«Una mattina mi sono alzato, o bella, ciao! bella, ciao! bella, ciao, ciao, ciao!»
No, non è un inno spassionato alla lotta partigiana. No, non è ancora il 25 aprile. No, non è nemmeno la versione rielaborata, sulle note di Come Mai degli 883. Bella ciao è la canzone che mi viene da cantare a squarciagola dopo una sessione di binge watching su Netflix. Ma come? Una multinazionale quotata in borsa, prodotto della globalizzazione, ha il potere di far salire il comunismo? Sì. E la causa di tutto questo è La casa di carta, una serie tv spagnola (fermi lì, non è la classica soap opera in stile Uomo ape dei Simpson) del 2017, distribuita in tutto il mondo da Netflix.

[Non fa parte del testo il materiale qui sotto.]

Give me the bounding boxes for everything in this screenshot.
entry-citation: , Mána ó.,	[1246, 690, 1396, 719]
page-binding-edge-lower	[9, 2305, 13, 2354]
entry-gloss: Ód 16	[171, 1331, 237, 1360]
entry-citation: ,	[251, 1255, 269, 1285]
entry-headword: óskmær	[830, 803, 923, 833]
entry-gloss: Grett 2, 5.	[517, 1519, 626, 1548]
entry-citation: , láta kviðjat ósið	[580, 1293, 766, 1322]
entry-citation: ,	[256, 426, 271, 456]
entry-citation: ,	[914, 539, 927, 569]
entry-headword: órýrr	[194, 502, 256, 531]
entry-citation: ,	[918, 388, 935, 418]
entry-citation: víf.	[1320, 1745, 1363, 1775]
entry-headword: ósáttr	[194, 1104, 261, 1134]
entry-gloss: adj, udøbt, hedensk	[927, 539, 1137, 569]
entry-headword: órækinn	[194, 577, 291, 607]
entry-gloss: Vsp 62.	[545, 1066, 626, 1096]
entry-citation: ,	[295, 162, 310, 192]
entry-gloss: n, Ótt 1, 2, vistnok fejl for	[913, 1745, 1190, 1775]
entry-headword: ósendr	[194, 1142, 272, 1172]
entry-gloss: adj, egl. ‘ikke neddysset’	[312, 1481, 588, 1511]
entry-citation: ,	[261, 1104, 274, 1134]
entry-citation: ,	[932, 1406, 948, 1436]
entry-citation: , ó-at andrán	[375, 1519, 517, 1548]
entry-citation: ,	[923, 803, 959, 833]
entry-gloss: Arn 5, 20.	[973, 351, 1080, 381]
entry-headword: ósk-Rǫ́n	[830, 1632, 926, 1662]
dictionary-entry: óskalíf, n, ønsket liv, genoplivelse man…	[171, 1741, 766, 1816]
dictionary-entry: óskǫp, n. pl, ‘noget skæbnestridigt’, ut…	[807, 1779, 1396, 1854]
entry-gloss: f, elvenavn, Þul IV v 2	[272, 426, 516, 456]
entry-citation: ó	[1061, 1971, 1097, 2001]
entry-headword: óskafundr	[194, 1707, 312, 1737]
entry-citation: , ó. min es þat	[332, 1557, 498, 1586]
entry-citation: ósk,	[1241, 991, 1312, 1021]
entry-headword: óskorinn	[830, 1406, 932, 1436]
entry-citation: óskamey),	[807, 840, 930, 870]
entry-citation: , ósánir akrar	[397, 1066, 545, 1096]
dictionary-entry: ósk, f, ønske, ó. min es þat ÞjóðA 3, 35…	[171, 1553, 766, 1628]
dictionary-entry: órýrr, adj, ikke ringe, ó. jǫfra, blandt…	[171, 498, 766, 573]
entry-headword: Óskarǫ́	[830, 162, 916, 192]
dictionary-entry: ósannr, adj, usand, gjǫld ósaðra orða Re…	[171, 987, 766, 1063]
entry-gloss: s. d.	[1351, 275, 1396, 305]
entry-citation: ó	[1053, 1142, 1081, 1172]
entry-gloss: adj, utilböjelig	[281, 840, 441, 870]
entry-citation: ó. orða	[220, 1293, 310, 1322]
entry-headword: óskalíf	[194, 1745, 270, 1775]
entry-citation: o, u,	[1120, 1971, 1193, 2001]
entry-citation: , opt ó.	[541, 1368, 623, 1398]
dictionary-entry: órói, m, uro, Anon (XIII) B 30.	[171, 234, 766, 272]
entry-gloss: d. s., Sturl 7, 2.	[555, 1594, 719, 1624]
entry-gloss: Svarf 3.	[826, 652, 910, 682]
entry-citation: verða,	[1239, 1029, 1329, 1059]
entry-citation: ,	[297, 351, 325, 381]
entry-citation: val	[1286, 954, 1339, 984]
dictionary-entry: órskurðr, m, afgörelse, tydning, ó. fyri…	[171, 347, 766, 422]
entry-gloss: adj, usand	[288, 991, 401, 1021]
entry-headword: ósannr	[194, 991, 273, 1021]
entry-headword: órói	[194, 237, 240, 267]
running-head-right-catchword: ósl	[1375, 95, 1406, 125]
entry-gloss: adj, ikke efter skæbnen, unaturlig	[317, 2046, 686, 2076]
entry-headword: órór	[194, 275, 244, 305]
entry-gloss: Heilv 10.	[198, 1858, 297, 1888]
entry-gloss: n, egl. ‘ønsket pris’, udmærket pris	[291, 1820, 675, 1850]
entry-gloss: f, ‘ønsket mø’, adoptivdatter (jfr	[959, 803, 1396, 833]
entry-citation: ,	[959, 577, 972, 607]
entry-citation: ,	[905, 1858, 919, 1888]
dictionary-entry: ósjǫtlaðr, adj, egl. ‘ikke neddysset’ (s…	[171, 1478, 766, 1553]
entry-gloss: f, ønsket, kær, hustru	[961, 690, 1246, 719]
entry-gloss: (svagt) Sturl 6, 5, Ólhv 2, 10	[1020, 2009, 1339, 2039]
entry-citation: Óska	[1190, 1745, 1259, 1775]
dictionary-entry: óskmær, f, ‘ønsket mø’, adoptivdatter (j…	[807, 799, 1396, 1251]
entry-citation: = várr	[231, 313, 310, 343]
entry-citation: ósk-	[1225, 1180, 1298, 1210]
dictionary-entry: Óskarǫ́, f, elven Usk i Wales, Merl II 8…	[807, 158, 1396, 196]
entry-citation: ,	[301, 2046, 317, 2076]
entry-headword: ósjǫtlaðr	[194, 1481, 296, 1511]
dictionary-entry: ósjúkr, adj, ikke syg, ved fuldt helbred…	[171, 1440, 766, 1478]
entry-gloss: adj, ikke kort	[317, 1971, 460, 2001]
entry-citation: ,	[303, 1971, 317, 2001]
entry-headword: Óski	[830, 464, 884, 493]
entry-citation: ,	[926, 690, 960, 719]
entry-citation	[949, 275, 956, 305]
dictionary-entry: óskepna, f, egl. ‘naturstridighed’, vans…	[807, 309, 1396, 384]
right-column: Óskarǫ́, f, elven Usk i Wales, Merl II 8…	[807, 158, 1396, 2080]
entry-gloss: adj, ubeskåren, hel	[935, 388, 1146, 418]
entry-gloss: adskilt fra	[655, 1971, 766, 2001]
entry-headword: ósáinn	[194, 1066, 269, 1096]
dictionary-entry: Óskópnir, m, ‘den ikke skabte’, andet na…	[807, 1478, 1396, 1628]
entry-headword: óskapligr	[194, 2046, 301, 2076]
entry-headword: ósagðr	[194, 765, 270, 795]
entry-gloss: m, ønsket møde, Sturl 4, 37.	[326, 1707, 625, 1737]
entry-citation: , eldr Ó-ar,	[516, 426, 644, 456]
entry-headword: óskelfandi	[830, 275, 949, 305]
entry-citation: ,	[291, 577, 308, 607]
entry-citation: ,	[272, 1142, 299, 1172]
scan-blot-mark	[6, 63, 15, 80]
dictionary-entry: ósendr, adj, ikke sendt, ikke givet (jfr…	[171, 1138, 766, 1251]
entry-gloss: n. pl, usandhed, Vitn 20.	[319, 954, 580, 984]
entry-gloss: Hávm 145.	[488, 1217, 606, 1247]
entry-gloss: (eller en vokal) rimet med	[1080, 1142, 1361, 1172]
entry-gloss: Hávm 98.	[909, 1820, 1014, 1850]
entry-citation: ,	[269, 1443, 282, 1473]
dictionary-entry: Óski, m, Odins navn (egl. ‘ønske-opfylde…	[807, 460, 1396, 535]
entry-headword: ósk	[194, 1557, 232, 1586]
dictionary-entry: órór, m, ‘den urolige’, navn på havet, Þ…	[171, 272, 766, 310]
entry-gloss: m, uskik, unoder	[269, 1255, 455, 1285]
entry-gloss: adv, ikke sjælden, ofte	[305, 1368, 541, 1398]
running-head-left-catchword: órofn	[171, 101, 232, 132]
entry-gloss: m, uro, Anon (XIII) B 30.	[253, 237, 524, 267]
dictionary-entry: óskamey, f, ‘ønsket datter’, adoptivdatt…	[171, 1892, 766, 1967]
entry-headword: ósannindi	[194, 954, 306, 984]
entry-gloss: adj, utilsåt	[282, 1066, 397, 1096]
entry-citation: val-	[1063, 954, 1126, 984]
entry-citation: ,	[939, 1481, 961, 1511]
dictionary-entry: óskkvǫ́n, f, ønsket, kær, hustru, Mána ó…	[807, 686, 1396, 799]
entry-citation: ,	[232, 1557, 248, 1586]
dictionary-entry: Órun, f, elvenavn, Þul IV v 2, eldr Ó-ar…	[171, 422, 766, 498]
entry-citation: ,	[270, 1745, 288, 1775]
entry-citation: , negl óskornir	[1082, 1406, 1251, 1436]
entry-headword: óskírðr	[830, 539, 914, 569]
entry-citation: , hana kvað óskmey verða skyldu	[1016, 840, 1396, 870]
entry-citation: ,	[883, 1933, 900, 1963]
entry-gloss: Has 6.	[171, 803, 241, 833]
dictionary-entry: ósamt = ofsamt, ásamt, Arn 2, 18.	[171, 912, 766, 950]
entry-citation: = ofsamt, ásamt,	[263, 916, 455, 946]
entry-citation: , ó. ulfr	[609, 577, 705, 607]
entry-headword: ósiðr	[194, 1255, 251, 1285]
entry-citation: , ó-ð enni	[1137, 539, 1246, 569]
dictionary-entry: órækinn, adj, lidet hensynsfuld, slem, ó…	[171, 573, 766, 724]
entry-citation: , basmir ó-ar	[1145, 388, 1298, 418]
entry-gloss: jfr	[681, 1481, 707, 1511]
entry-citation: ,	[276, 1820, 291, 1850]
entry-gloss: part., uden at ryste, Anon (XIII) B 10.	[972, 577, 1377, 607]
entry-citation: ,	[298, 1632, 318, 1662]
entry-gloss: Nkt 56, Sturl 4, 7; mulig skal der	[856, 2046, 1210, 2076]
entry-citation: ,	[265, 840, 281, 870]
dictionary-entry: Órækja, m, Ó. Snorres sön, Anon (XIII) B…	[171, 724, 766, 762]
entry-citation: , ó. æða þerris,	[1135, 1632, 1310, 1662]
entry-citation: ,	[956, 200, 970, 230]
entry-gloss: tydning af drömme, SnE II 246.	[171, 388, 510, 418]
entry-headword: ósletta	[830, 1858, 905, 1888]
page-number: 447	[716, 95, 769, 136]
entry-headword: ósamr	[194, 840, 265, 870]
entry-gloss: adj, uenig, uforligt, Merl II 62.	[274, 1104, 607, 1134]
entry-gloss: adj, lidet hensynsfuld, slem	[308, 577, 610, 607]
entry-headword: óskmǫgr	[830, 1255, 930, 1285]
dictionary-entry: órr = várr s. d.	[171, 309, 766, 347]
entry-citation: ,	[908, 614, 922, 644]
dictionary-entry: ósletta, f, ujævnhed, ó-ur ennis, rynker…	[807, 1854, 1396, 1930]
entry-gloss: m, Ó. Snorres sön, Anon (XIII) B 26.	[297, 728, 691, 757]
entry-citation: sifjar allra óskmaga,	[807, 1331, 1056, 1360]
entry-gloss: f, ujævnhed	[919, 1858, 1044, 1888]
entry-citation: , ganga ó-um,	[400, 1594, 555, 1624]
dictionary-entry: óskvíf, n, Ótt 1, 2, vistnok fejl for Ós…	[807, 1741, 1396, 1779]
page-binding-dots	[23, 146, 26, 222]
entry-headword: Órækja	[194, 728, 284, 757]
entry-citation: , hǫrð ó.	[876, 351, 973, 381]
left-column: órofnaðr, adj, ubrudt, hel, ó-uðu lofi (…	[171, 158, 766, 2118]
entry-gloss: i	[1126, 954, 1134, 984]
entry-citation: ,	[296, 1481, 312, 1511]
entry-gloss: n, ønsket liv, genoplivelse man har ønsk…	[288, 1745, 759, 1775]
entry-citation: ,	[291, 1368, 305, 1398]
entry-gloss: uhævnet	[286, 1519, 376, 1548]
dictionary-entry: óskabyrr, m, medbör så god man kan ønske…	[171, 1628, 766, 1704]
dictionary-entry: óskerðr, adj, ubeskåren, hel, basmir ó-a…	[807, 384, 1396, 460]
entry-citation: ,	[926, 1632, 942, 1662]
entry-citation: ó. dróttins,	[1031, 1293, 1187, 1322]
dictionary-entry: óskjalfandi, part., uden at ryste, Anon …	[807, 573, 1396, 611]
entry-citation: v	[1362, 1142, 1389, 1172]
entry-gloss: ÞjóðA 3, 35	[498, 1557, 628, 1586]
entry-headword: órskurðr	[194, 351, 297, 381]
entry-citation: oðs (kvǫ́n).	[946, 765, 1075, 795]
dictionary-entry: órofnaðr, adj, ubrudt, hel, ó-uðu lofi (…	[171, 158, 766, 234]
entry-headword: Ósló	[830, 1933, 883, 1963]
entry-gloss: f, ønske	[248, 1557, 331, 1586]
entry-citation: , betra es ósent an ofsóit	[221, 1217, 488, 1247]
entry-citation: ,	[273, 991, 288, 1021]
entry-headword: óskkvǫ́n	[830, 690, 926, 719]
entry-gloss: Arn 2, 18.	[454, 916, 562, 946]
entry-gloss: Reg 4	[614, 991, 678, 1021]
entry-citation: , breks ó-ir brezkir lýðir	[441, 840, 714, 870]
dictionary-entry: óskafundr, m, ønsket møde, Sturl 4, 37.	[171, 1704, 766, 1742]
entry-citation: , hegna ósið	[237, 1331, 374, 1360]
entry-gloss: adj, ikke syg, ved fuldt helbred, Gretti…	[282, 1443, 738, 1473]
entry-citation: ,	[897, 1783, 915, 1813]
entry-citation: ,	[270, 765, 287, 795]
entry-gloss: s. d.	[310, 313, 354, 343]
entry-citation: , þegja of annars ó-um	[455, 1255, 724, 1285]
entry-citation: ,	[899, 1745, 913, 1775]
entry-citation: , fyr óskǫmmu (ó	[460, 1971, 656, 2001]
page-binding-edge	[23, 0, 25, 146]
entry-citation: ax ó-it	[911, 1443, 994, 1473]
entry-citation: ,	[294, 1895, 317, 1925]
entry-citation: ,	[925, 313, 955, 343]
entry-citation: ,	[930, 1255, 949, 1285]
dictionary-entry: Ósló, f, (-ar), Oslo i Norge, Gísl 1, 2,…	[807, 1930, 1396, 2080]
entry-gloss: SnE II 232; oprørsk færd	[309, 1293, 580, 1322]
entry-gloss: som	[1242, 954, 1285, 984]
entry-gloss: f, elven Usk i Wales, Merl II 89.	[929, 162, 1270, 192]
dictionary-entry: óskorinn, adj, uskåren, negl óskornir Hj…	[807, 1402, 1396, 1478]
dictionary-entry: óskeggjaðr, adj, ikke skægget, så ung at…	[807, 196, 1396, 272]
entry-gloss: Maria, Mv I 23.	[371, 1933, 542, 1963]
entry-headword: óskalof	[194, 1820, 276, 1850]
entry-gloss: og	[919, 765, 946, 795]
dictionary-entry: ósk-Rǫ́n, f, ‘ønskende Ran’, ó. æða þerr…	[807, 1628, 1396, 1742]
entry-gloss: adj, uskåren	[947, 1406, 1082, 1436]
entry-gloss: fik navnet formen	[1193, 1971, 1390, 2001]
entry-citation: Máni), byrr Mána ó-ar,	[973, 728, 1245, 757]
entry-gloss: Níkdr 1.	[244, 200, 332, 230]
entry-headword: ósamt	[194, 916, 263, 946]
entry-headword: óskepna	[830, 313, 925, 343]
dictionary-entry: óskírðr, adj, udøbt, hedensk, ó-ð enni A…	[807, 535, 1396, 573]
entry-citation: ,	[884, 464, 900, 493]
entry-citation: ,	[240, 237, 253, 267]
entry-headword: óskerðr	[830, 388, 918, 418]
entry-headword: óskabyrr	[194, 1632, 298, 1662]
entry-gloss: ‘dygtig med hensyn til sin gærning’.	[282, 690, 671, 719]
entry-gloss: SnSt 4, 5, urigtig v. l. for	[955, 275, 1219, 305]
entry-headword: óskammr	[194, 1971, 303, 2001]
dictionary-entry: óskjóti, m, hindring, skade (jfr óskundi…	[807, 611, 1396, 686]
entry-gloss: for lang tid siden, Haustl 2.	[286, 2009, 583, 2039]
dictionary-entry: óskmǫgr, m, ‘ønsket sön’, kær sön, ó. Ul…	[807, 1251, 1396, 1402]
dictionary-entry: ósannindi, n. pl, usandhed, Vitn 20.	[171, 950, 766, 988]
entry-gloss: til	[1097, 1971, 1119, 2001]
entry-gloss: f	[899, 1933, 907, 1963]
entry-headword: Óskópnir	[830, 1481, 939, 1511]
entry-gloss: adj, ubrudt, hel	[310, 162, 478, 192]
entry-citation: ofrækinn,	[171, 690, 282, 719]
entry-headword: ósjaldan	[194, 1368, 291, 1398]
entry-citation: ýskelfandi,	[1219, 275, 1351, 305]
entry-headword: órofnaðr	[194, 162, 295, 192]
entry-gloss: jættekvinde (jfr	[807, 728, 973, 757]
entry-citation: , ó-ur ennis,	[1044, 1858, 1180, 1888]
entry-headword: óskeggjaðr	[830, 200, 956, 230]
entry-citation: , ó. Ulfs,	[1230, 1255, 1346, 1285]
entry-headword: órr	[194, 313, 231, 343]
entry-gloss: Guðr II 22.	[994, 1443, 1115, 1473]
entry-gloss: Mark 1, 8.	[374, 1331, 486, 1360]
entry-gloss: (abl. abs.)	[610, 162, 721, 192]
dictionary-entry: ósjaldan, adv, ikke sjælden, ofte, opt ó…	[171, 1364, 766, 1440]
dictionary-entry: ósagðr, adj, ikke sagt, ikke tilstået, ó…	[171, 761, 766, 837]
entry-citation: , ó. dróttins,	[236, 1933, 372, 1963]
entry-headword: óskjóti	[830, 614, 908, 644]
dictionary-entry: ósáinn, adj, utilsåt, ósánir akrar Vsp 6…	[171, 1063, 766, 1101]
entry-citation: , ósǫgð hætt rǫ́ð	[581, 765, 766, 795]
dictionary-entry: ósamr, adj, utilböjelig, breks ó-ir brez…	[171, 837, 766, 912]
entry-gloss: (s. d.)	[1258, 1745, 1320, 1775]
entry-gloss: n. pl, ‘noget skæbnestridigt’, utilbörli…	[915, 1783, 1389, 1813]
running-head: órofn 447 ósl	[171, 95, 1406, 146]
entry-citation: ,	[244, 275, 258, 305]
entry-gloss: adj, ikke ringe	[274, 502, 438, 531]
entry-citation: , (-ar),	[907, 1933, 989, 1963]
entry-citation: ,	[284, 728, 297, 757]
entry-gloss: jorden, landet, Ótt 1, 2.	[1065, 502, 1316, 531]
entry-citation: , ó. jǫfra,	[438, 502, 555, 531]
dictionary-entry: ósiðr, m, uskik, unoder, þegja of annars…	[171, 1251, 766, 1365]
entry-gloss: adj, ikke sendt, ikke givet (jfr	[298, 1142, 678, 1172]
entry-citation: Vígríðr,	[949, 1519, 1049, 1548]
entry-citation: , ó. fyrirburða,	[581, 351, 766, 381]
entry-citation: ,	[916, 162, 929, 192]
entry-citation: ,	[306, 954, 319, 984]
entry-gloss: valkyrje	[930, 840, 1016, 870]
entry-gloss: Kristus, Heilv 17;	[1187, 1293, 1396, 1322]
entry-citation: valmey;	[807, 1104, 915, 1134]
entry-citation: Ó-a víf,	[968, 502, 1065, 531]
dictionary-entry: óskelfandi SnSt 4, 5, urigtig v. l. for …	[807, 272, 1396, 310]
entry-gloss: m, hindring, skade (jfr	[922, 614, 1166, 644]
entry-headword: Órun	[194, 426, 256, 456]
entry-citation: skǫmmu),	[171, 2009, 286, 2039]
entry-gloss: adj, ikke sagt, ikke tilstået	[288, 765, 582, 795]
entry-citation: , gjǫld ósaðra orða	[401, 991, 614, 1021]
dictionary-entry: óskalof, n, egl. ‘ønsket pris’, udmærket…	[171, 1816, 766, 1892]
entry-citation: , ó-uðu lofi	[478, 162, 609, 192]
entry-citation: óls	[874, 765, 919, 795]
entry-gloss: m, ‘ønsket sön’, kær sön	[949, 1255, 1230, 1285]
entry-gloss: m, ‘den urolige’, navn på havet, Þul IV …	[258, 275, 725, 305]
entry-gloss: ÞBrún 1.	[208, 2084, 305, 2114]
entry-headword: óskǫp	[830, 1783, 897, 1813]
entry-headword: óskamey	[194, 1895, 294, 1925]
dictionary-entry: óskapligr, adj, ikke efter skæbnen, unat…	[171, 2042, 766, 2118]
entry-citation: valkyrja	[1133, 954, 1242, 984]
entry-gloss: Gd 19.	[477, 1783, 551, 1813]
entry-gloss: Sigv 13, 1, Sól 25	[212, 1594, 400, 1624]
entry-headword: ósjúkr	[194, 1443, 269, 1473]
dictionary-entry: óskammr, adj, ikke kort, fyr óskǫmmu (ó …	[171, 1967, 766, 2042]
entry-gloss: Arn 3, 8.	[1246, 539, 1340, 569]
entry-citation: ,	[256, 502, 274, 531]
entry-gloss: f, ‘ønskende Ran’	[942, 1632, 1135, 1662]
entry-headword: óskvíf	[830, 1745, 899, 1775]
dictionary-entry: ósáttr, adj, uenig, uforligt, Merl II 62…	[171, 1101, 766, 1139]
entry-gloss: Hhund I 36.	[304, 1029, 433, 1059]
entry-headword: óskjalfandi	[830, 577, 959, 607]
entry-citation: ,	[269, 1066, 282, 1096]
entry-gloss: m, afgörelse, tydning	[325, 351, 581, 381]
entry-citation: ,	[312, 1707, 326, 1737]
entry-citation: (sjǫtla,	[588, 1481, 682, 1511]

Una sola stagione, divisa in due parti, racconta la storia di otto persone reclutate al fine di rapinare la zecca di stato spagnola; l’ideatore dell’impresa impossibile è un uomo che si fa chiamare Il Professore.
La serie è un mix tra più generi, dal crime al thriller, dal pulp — del caro vecchio Quentin — al dramma.
I riferimenti infatti non sono pochi: gli pseudonimi scelti dal Professore per ogni componente della banda (Tokyo, Berlino, Mosca, Denver, Nairobi, Oslo, Helsinki) sono un chiaro richiamo/riferimento a Le iene di Tarantino; il luogo nel quale si svolge l’intera serie, cioè la zecca di stato spagnola, ricorda il claustrofobico Inside Man di Spike Lee; la tensione che si crea nel rapporto tra il Professore e l’ispettrice Murillo, incaricata di trattare con i ladri fa tornare in mente Walter White ed Hank Schrader in Breaking Bad; infine la vicenda degli ostaggi ci riporta direttamente nel Litchfield di Orange Is the New Black (senza Piper Chapman per fortuna).
Come si può ben notare, quindi, La casa di carta, nel periodo di massimo onanismo citazionista culminato con Ready Player One di Spielberg (o, meglio, Tutti gli uomini del deficiente che ha fatto i soldi), si colloca perfettamente al centro della scena pop odierna. Personaggi ben caratterizzati, cliffhanger al termine di ogni episodio e, soprattutto, scene di azione degne della rapina in banca del Joker Nolaniano (le maschere di Dalì utilizzate per il colpo non sono un caso).
Interessante anche il messaggio mandato dalla serie: un atto illegale come una rapina può avere il consenso della popolazione? Un enigma irrisolvibile, ma pur sempre affascinante, che ci portiamo dietro dall’Antigone di Sofocle. Qui la manipolazione raggiunge livelli altissimi, con una critica al sistema europeo sicuramente più pregnante di una qualsiasi analisi demagogica e, d’altronde, nella Spagna di Podemos non c’è da stupirsi.
Il tutto racchiuso da una colonna sonora incalzante, che raggiunge l’apice con Bella ciao. La canzone diventa la protagonista principale della rapina, rappresenta una forma di ribellione nei confronti del sistema; ma, al tempo stesso, il significato di libertà, evasione e resistenza non viene snaturato. Bella ciao negli ultimi mesi è diventata una hit da stadio, roba che neanche gli Ska-P ai bei tempi, ed è entrata prepotentemente nei servizi streaming più mainstream di sempre, quali Netflix e Spotify.
Insomma, nel periodo di massima crisi per la sinistra europea, La casa di carta si pone come argine al capitalismo imperante, diventando al tempo stesso un prodotto del capitalismo imperante.
Si combatte il nemico dall’interno. Geniale.